Friday, April 29, 2011

Another Change, Another Attack!

Change just throws me off, or at least allows for satan to slip his greasey little fingers into my life and attempt to strri me up. Today, we have moved into our new (old GP medium tent) offices in the back of the Trades Yard. Right after I got my morning reading done, and talked to Catherine, the ache in my stomach started and has lasted now for four hours without ceasing.


Now I am not really upset, and it certainly will not hinder me in what I have to do but it is uncomfortable in a physical sense. On the spiritaul sense it is just perfect for me becasue it will drive me closer to the Lord. I set to the battle, and that keeps me more focussed on Him then I can muster in a normal day. Like a rock in your shoe when you don't have time to stop and get it out, it just nags you. That is what this is, satan nagging, but me continuing in the direction I should be walking.


The new tent will mean that I will again be right in the action with my guys. Direct contact throughout the day and with that is the opportunities that are afforded my wittness. In my room, I was disconnected and therefore had less opportunity. That is why I probably felt in a lull in my wittnessing with the men and those around me. I had, by lack of desk space in an office, placed myself in a box, litterally.

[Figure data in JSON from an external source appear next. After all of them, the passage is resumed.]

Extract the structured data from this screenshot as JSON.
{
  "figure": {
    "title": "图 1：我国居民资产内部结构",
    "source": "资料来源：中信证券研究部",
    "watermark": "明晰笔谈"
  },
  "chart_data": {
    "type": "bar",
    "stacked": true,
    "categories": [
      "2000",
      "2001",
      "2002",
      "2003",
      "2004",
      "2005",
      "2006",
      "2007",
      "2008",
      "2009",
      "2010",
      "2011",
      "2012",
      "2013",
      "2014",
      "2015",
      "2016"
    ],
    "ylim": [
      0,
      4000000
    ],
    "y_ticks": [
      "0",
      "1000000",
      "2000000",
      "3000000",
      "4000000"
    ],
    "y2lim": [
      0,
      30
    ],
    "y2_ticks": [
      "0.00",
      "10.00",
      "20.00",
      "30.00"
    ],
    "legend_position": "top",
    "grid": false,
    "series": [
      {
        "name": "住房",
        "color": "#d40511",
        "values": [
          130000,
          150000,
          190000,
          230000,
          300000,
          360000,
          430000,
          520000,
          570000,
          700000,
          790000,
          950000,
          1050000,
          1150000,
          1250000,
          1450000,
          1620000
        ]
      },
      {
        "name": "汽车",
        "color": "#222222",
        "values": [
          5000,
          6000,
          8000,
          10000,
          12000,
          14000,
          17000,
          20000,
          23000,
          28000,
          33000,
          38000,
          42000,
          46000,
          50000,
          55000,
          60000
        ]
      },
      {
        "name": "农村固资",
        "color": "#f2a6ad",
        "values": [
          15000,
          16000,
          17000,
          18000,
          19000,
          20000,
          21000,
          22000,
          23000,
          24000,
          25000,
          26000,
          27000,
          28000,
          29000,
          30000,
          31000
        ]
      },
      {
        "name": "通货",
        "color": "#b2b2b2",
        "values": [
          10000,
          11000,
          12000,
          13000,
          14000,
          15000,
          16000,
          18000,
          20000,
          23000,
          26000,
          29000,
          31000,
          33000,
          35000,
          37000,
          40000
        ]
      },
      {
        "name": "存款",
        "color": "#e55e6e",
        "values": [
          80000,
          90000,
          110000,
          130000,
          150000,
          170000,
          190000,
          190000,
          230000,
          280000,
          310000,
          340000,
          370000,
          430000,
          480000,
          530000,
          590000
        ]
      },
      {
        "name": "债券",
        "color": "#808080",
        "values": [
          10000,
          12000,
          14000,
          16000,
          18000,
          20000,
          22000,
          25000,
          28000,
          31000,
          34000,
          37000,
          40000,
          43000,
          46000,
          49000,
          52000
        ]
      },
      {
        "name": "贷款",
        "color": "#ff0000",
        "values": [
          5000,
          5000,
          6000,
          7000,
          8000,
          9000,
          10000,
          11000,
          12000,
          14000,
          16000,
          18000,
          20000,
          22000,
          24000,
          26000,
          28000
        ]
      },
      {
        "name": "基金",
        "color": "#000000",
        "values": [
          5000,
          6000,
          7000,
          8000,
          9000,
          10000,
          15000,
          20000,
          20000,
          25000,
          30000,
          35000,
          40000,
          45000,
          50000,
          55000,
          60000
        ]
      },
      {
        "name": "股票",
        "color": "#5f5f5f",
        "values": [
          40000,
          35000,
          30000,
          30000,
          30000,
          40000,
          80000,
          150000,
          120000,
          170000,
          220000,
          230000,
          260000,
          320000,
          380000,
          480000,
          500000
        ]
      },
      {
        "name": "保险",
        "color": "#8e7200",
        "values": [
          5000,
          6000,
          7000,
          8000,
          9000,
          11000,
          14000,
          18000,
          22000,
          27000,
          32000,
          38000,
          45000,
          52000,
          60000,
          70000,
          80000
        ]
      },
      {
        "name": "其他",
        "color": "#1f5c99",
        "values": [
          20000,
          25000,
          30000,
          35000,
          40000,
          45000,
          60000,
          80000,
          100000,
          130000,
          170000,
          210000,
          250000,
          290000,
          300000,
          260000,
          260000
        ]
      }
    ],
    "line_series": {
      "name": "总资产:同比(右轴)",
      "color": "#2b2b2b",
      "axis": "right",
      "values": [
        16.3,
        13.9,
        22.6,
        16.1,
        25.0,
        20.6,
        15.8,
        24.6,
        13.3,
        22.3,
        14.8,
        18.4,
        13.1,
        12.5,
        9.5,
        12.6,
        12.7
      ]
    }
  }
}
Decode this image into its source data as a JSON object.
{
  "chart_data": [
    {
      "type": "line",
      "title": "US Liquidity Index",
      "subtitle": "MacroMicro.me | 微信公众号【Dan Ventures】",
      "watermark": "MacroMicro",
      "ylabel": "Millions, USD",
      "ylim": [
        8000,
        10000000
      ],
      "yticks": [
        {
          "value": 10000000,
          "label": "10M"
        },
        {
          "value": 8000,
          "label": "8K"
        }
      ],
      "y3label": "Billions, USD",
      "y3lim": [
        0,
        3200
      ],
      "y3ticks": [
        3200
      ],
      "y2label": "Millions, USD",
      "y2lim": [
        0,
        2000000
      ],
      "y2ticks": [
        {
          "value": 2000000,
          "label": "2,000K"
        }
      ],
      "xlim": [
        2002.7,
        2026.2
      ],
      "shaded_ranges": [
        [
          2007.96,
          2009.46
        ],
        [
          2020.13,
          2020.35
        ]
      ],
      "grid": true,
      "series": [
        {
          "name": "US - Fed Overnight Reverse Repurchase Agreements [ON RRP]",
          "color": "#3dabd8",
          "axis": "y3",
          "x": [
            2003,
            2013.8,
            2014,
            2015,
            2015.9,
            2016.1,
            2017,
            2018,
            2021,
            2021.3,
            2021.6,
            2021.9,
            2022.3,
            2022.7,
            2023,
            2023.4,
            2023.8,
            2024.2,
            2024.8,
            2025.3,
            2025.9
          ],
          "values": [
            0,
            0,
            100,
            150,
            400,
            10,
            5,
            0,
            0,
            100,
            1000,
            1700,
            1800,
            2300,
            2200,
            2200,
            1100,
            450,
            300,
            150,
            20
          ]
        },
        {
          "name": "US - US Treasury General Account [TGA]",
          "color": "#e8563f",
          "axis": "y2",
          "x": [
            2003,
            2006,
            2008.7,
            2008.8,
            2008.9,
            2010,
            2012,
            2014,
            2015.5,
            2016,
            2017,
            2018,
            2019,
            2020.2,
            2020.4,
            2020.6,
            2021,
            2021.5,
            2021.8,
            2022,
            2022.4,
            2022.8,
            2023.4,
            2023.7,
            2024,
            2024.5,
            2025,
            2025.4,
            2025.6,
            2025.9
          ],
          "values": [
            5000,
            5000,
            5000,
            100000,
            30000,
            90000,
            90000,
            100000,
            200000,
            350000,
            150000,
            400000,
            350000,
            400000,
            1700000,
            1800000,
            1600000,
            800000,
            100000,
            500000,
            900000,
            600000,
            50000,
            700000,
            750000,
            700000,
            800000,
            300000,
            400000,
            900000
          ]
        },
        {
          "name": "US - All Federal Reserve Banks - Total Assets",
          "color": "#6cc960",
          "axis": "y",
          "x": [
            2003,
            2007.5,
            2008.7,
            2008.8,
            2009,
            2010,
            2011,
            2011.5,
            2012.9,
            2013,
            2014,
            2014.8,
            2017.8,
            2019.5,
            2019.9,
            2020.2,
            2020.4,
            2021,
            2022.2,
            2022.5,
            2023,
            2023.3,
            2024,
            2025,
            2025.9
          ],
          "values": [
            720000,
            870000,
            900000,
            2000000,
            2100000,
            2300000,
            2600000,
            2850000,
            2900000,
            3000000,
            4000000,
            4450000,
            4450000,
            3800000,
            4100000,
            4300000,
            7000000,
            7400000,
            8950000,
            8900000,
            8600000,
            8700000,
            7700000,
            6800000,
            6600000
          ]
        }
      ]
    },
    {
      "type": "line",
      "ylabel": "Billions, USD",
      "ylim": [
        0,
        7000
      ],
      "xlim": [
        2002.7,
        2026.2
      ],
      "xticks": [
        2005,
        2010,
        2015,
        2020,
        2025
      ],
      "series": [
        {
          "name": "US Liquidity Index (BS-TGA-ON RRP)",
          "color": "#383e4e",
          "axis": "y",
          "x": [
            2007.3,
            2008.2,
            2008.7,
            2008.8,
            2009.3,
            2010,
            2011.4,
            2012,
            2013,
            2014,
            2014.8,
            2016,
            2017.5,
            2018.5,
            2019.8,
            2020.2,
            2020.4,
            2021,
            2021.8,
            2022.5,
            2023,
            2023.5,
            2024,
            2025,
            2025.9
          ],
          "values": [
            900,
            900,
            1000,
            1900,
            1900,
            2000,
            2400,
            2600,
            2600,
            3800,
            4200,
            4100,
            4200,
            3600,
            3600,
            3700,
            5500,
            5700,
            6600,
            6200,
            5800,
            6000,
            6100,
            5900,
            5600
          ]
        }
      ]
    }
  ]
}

In a box there is no light or people to see it.


So as I said above, I anticipate that satan is worried and again coming at me. New offices, connected again with the men, opportunity to wittness, seeking closeness with the Lord, all the ingrediants that he would not want to have come together. So I fight, prayer, as Robert says "kicking satan to the bottom of the pit of the Red Sea, where the chariots of Paraoh lay." I love that one of his. Says it with such authority also. Anyway, fight, and fight back hard.


I know this may sound silly to some, hopefully not to the Christians out there, but this is a trial that adds to my perseverance. See, I like the attack as I know that I can turn it into a deeper walk. I keep my perspective that way, so I don't get scared and turn. As I fight it however the catalyst is then removed, which makes me then be able to stand down a bit, but what happens is that I get better at dealing with all situations that may arrise, I am stronger and therefore free'r from this world. That is why I look for this to happen to me, to strengthen my faith.


We dont have to be victoms as Christians, we don't have to look at these things of the world, the events or the changes as negatives. God works all things to the god for those who love Him. His power, working on our behalf, in these situations, in any situation will get us through anything. Don't bow your hed in defeat and question why you are being attacked, stand with Jesus at your back and fight.


All authority has be given to us, we should use it. Trust the word of the Lord and what He has given you. The next time that you get wrapped up in something, try smaking satan inthe face and then kicking him. Also, like the strong soldier that you are,stand up with honor and glory and be proud that you trusted the word and conquered what was wrong. It works. I will strengthen you. It will increase your confidnce in the authority of the word and it will bring you closer to the Lord.


I will mak e the best of the new tent, the new office and the interatction that will come from them. I don't know where it will lead but I hope that I can be ready for what comes, looking up to Him and being available. If I am not looking up then then satan will have won, and none of us want that.


Lord Jesus, I know you have my back. I became your soldier the day that I accepted your free gift of grace. I understand and trust the authority that you have given me. You don't promise that I won't have to fight, only that I will always win if I do. Thank you Lord. Amen.